CMM only specifies that there must be a requirements PROCESS that is followed; it 
doesn't require that this
process work completely or faultlessly (or at all!). 

It is virtually impossible to have a complete set of requirements and
that any software process or methodology that assumes this is doomed to failure. The 
reasons
that a complete set of requirements is impossible are many and varied and range from 
the fact
that not every physical process can be completely modeled to the complexities of the 
environments
in which products get used to the nature of the software business itself. If you're 
selling shrink-wrapped software on
the open market, the correctness of your requirements may depend mostly on how good 
your market surveys were.  
If you do bespoke software, the quality of the requirements depends largely on how 
well the stake holders at your customer
agree on what their needs are and what their own internal process is.   The product 
plans and deliver schedules of other vendors
can have a significant impact on what requirements must be met. 

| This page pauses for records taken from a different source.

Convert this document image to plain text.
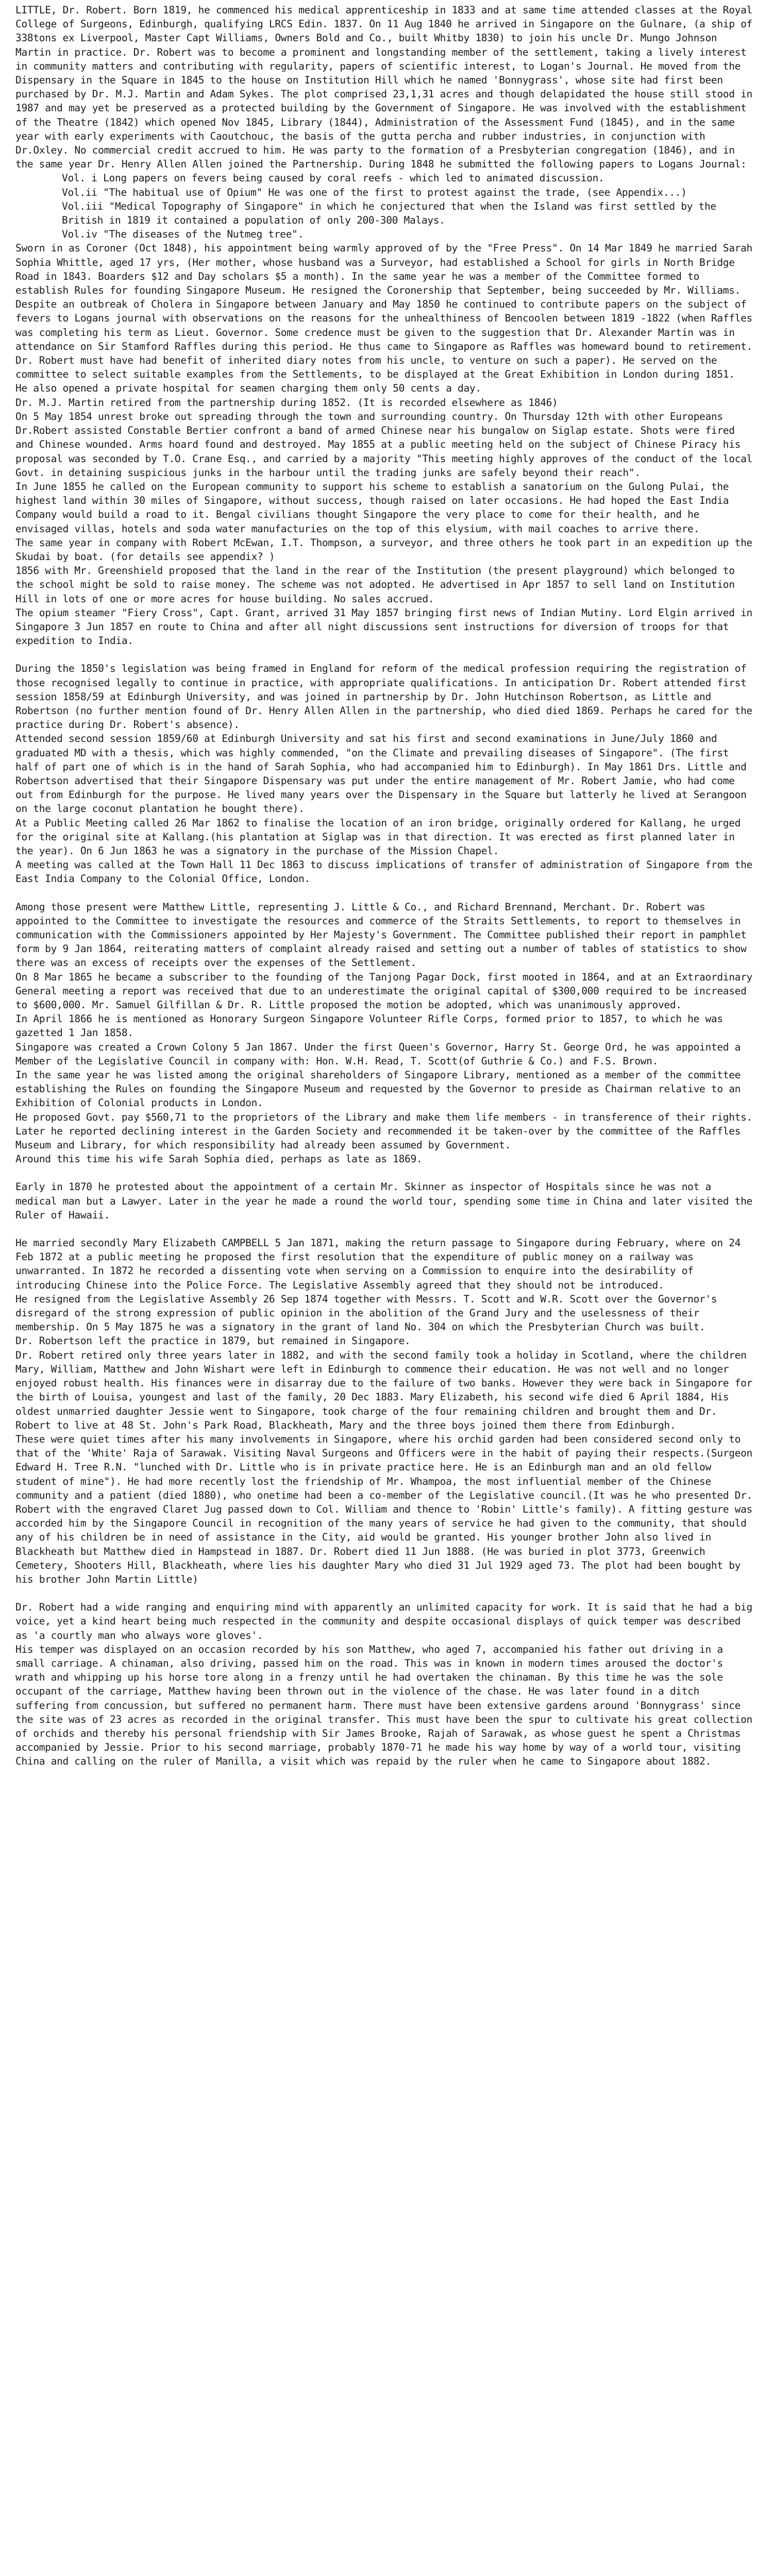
LITTLE, Dr. Robert. Born 1819, he commenced his medical apprenticeship in 1833 and at same time attended classes at the Royal College of Surgeons, Edinburgh, qualifying LRCS Edin. 1837. On 11 Aug 1840 he arrived in Singapore on the Gulnare, (a ship of 338tons ex Liverpool, Master Capt Williams, Owners Bold and Co., built Whitby 1830) to join his uncle Dr. Mungo Johnson Martin in practice. Dr. Robert was to become a prominent and longstanding member of the settlement, taking a lively interest in community matters and contributing with regularity, papers of scientific interest, to Logan's Journal. He moved from the Dispensary in the Square in 1845 to the house on Institution Hill which he named 'Bonnygrass', whose site had first been purchased by Dr. M.J. Martin and Adam Sykes. The plot comprised 23,1,31 acres and though delapidated the house still stood in 1987 and may yet be preserved as a protected building by the Government of Singapore. He was involved with the establishment of the Theatre (1842) which opened Nov 1845, Library (1844), Administration of the Assessment Fund (1845), and in the same year with early experiments with Caoutchouc, the basis of the gutta percha and rubber industries, in conjunction with Dr.Oxley. No commercial credit accrued to him. He was party to the formation of a Presbyterian congregation (1846), and in the same year Dr. Henry Allen Allen joined the Partnership. During 1848 he submitted the following papers to Logans Journal:

Vol. i Long papers on fevers being caused by coral reefs - which led to animated discussion.

Vol.ii "The habitual use of Opium" He was one of the first to protest against the trade, (see Appendix...)

Vol.iii "Medical Topography of Singapore" in which he conjectured that when the Island was first settled by the British in 1819 it contained a population of only 200-300 Malays.

Vol.iv "The diseases of the Nutmeg tree".

Sworn in as Coroner (Oct 1848), his appointment being warmly approved of by the "Free Press". On 14 Mar 1849 he married Sarah Sophia Whittle, aged 17 yrs, (Her mother, whose husband was a Surveyor, had established a School for girls in North Bridge Road in 1843. Boarders $12 and Day scholars $5 a month). In the same year he was a member of the Committee formed to establish Rules for founding Singapore Museum. He resigned the Coronership that September, being succeeded by Mr. Williams. Despite an outbreak of Cholera in Singapore between January and May 1850 he continued to contribute papers on the subject of fevers to Logans journal with observations on the reasons for the unhealthiness of Bencoolen between 1819 -1822 (when Raffles was completing his term as Lieut. Governor. Some credence must be given to the suggestion that Dr. Alexander Martin was in attendance on Sir Stamford Raffles during this period. He thus came to Singapore as Raffles was homeward bound to retirement. Dr. Robert must have had benefit of inherited diary notes from his uncle, to venture on such a paper). He served on the committee to select suitable examples from the Settlements, to be displayed at the Great Exhibition in London during 1851.

He also opened a private hospital for seamen charging them only 50 cents a day.

Dr. M.J. Martin retired from the partnership during 1852. (It is recorded elsewhere as 1846)

On 5 May 1854 unrest broke out spreading through the town and surrounding country. On Thursday 12th with other Europeans Dr.Robert assisted Constable Bertier confront a band of armed Chinese near his bungalow on Siglap estate. Shots were fired and Chinese wounded. Arms hoard found and destroyed. May 1855 at a public meeting held on the subject of Chinese Piracy his proposal was seconded by T.O. Crane Esq., and carried by a majority "This meeting highly approves of the conduct of the local Govt. in detaining suspicious junks in the harbour until the trading junks are safely beyond their reach".

In June 1855 he called on the European community to support his scheme to establish a sanatorium on the Gulong Pulai, the highest land within 30 miles of Singapore, without success, though raised on later occasions. He had hoped the East India Company would build a road to it. Bengal civilians thought Singapore the very place to come for their health, and he envisaged villas, hotels and soda water manufacturies on the top of this elysium, with mail coaches to arrive there.

The same year in company with Robert McEwan, I.T. Thompson, a surveyor, and three others he took part in an expedition up the Skudai by boat. (for details see appendix? )

1856 with Mr. Greenshield proposed that the land in the rear of the Institution (the present playground) which belonged to the school might be sold to raise money. The scheme was not adopted. He advertised in Apr 1857 to sell land on Institution Hill in lots of one or more acres for house building. No sales accrued.

The opium steamer "Fiery Cross", Capt. Grant, arrived 31 May 1857 bringing first news of Indian Mutiny. Lord Elgin arrived in Singapore 3 Jun 1857 en route to China and after all night discussions sent instructions for diversion of troops for that expedition to India.

During the 1850's legislation was being framed in England for reform of the medical profession requiring the registration of those recognised legally to continue in practice, with appropriate qualifications. In anticipation Dr. Robert attended first session 1858/59 at Edinburgh University, and was joined in partnership by Dr. John Hutchinson Robertson, as Little and Robertson (no further mention found of Dr. Henry Allen Allen in the partnership, who died died 1869. Perhaps he cared for the practice during Dr. Robert's absence).

Attended second session 1859/60 at Edinburgh University and sat his first and second examinations in June/July 1860 and graduated MD with a thesis, which was highly commended, "on the Climate and prevailing diseases of Singapore". (The first half of part one of which is in the hand of Sarah Sophia, who had accompanied him to Edinburgh). In May 1861 Drs. Little and Robertson advertised that their Singapore Dispensary was put under the entire management of Mr. Robert Jamie, who had come out from Edinburgh for the purpose. He lived many years over the Dispensary in the Square but latterly he lived at Serangoon on the large coconut plantation he bought there).

At a Public Meeting called 26 Mar 1862 to finalise the location of an iron bridge, originally ordered for Kallang, he urged for the original site at Kallang.(his plantation at Siglap was in that direction. It was erected as first planned later in the year). On 6 Jun 1863 he was a signatory in the purchase of the Mission Chapel.

A meeting was called at the Town Hall 11 Dec 1863 to discuss implications of transfer of administration of Singapore from the East India Company to the Colonial Office, London.

Among those present were Matthew Little, representing J. Little & Co., and Richard Brennand, Merchant. Dr. Robert was appointed to the Committee to investigate the resources and commerce of the Straits Settlements, to report to themselves in communication with the Commissioners appointed by Her Majesty's Government. The Committee published their report in pamphlet form by 9 Jan 1864, reiterating matters of complaint already raised and setting out a number of tables of statistics to show there was an excess of receipts over the expenses of the Settlement.

On 8 Mar 1865 he became a subscriber to the founding of the Tanjong Pagar Dock, first mooted in 1864, and at an Extraordinary General meeting a report was received that due to an underestimate the original capital of $300,000 required to be increased to $600,000. Mr. Samuel Gilfillan & Dr. R. Little proposed the motion be adopted, which was unanimously approved.

In April 1866 he is mentioned as Honorary Surgeon Singapore Volunteer Rifle Corps, formed prior to 1857, to which he was gazetted 1 Jan 1858.

Singapore was created a Crown Colony 5 Jan 1867. Under the first Queen's Governor, Harry St. George Ord, he was appointed a Member of the Legislative Council in company with: Hon. W.H. Read, T. Scott(of Guthrie & Co.) and F.S. Brown.

In the same year he was listed among the original shareholders of Singapore Library, mentioned as a member of the committee establishing the Rules on founding the Singapore Museum and requested by the Governor to preside as Chairman relative to an Exhibition of Colonial products in London.

He proposed Govt. pay $560,71 to the proprietors of the Library and make them life members - in transference of their rights. Later he reported declining interest in the Garden Society and recommended it be taken-over by the committee of the Raffles Museum and Library, for which responsibility had already been assumed by Government.

Around this time his wife Sarah Sophia died, perhaps as late as 1869.

Early in 1870 he protested about the appointment of a certain Mr. Skinner as inspector of Hospitals since he was not a medical man but a Lawyer. Later in the year he made a round the world tour, spending some time in China and later visited the Ruler of Hawaii.

He married secondly Mary Elizabeth CAMPBELL 5 Jan 1871, making the return passage to Singapore during February, where on 24 Feb 1872 at a public meeting he proposed the first resolution that the expenditure of public money on a railway was unwarranted. In 1872 he recorded a dissenting vote when serving on a Commission to enquire into the desirability of introducing Chinese into the Police Force. The Legislative Assembly agreed that they should not be introduced.

He resigned from the Legislative Assembly 26 Sep 1874 together with Messrs. T. Scott and W.R. Scott over the Governor's disregard of the strong expression of public opinion in the abolition of the Grand Jury and the uselessness of their membership. On 5 May 1875 he was a signatory in the grant of land No. 304 on which the Presbyterian Church was built.

Dr. Robertson left the practice in 1879, but remained in Singapore.

Dr. Robert retired only three years later in 1882, and with the second family took a holiday in Scotland, where the children Mary, William, Matthew and John Wishart were left in Edinburgh to commence their education. He was not well and no longer enjoyed robust health. His finances were in disarray due to the failure of two banks. However they were back in Singapore for the birth of Louisa, youngest and last of the family, 20 Dec 1883. Mary Elizabeth, his second wife died 6 April 1884, His oldest unmarried daughter Jessie went to Singapore, took charge of the four remaining children and brought them and Dr. Robert to live at 48 St. John's Park Road, Blackheath, Mary and the three boys joined them there from Edinburgh.

These were quiet times after his many involvements in Singapore, where his orchid garden had been considered second only to that of the 'White' Raja of Sarawak. Visiting Naval Surgeons and Officers were in the habit of paying their respects.(Surgeon Edward H. Tree R.N. "lunched with Dr. Little who is in private practice here. He is an Edinburgh man and an old fellow student of mine"). He had more recently lost the friendship of Mr. Whampoa, the most influential member of the Chinese community and a patient (died 1880), who onetime had been a co-member of the Legislative council.(It was he who presented Dr. Robert with the engraved Claret Jug passed down to Col. William and thence to 'Robin' Little's family). A fitting gesture was accorded him by the Singapore Council in recognition of the many years of service he had given to the community, that should any of his children be in need of assistance in the City, aid would be granted. His younger brother John also lived in Blackheath but Matthew died in Hampstead in 1887. Dr. Robert died 11 Jun 1888. (He was buried in plot 3773, Greenwich Cemetery, Shooters Hill, Blackheath, where lies his daughter Mary who died 31 Jul 1929 aged 73. The plot had been bought by his brother John Martin Little)

Dr. Robert had a wide ranging and enquiring mind with apparently an unlimited capacity for work. It is said that he had a big voice, yet a kind heart being much respected in the community and despite occasional displays of quick temper was described as 'a courtly man who always wore gloves'.

His temper was displayed on an occasion recorded by his son Matthew, who aged 7, accompanied his father out driving in a small carriage. A chinaman, also driving, passed him on the road. This was in known in modern times aroused the doctor's wrath and whipping up his horse tore along in a frenzy until he had overtaken the chinaman. By this time he was the sole occupant of the carriage, Matthew having been thrown out in the violence of the chase. He was later found in a ditch suffering from concussion, but suffered no permanent harm. There must have been extensive gardens around 'Bonnygrass' since the site was of 23 acres as recorded in the original transfer. This must have been the spur to cultivate his great collection of orchids and thereby his personal friendship with Sir James Brooke, Rajah of Sarawak, as whose guest he spent a Christmas accompanied by Jessie. Prior to his second marriage, probably 1870-71 he made his way home by way of a world tour, visiting China and calling on the ruler of Manilla, a visit which was repaid by the ruler when he came to Singapore about 1882.
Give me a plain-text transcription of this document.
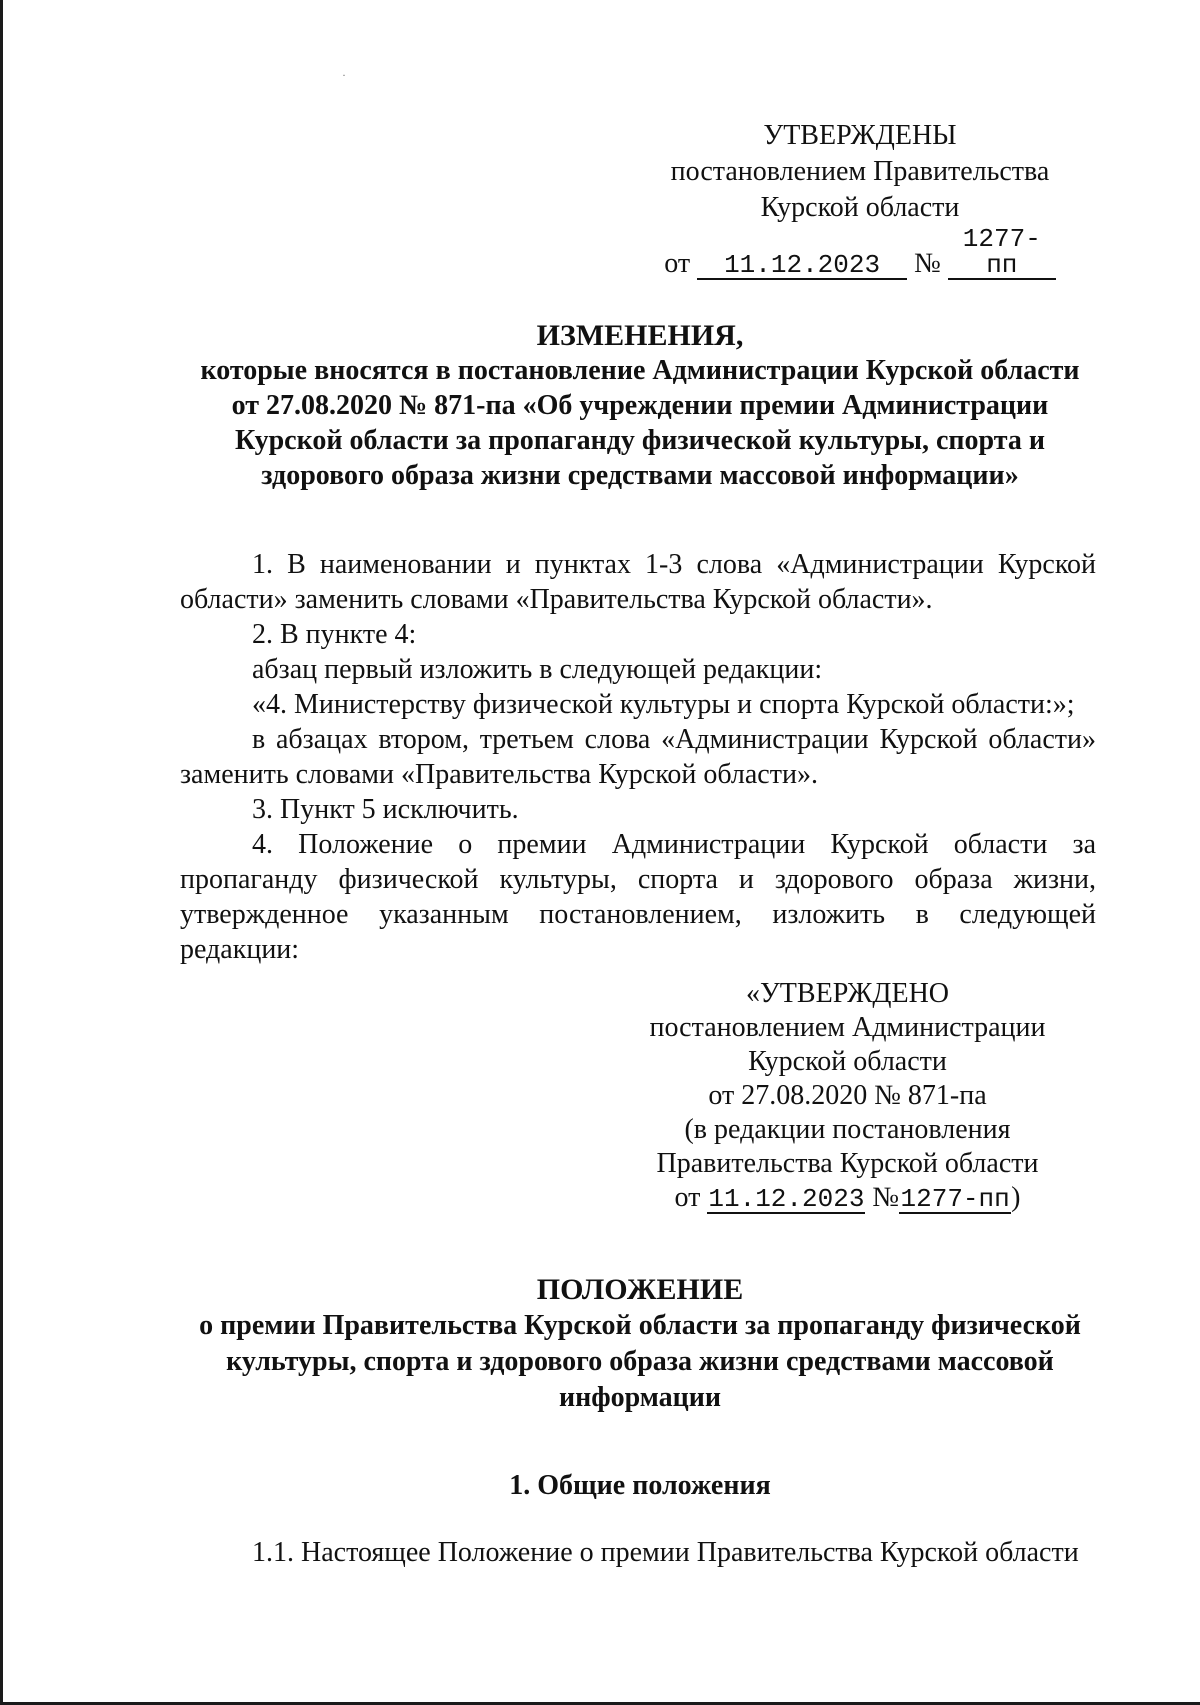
·
УТВЕРЖДЕНЫ
постановлением Правительства
Курской области
от 11.12.2023 № 1277-пп
ИЗМЕНЕНИЯ,
которые вносятся в постановление Администрации Курской области
от 27.08.2020 № 871-па «Об учреждении премии Администрации
Курской области за пропаганду физической культуры, спорта и
здорового образа жизни средствами массовой информации»

1. В наименовании и пунктах 1-3 слова «Администрации Курской области» заменить словами «Правительства Курской области».

2. В пункте 4:

абзац первый изложить в следующей редакции:

«4. Министерству физической культуры и спорта Курской области:»;

в абзацах втором, третьем слова «Администрации Курской области» заменить словами «Правительства Курской области».

3. Пункт 5 исключить.

4. Положение о премии Администрации Курской области за пропаганду физической культуры, спорта и здорового образа жизни, утвержденное указанным постановлением, изложить в следующей редакции:

«УТВЕРЖДЕНО
постановлением Администрации
Курской области
от 27.08.2020 № 871-па
(в редакции постановления
Правительства Курской области
от 11.12.2023 №1277-пп)
ПОЛОЖЕНИЕ
о премии Правительства Курской области за пропаганду физической
культуры, спорта и здорового образа жизни средствами массовой
информации
1. Общие положения

1.1. Настоящее Положение о премии Правительства Курской области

I don't think that I'm in an unusual situation at all.  In fact, it is the same 
situation faced by Microsoft, IBM,
and Oracle, or, for that matter, any software vendor who does not have complete, 100% 
control over the environment in which
the software is used. (Is that even possible?)  

I don't claim that readability doesn't matter at all.  Certainly, if you could perform 
the miracle of holding everything else constant,
more readible programs would be easier to maintain.  But I could equally well make the 
same statement for the quality of
screen or LCD panel that developers used. (I'm somewhat surprised that no one in the 
discussion has raised the screen resolution issue.)
It's just that Something that improved the capture of requirements by 0.5% is more 
likely to have a significant impact on the outcome of most software projects than 
improving the readability of code by 300%.

Ruven Brooks






-----Original Message-----
From: [EMAIL PROTECTED] [mailto:[EMAIL PROTECTED] On Behalf Of Lionel Draghi
Sent: Wednesday, December 03, 2003 2:31 PM
To: [EMAIL PROTECTED]
Subject: Re: PPIG discuss: Effect of letter casing on readability - New th read: 
relevance


Thank you Ruven for your answers.

If I understand well, you are CMM "4 or 5", but still delivering 
software with missing requirements?
I can't explain this. As this is off-topic, i will stop here, and just 
conclude that you are in an unusual situation.

So let's speak of a more usual situation:
- either you are using some formal method and full code automatic 
generation (very seldom),
- or coding is still mostly a human activity.
In this later case, believe my experience, readability really matter. Readability is 
not easy to measure, so it is for readability impact on 
cost, but no experienced programmers will tell you that it's free.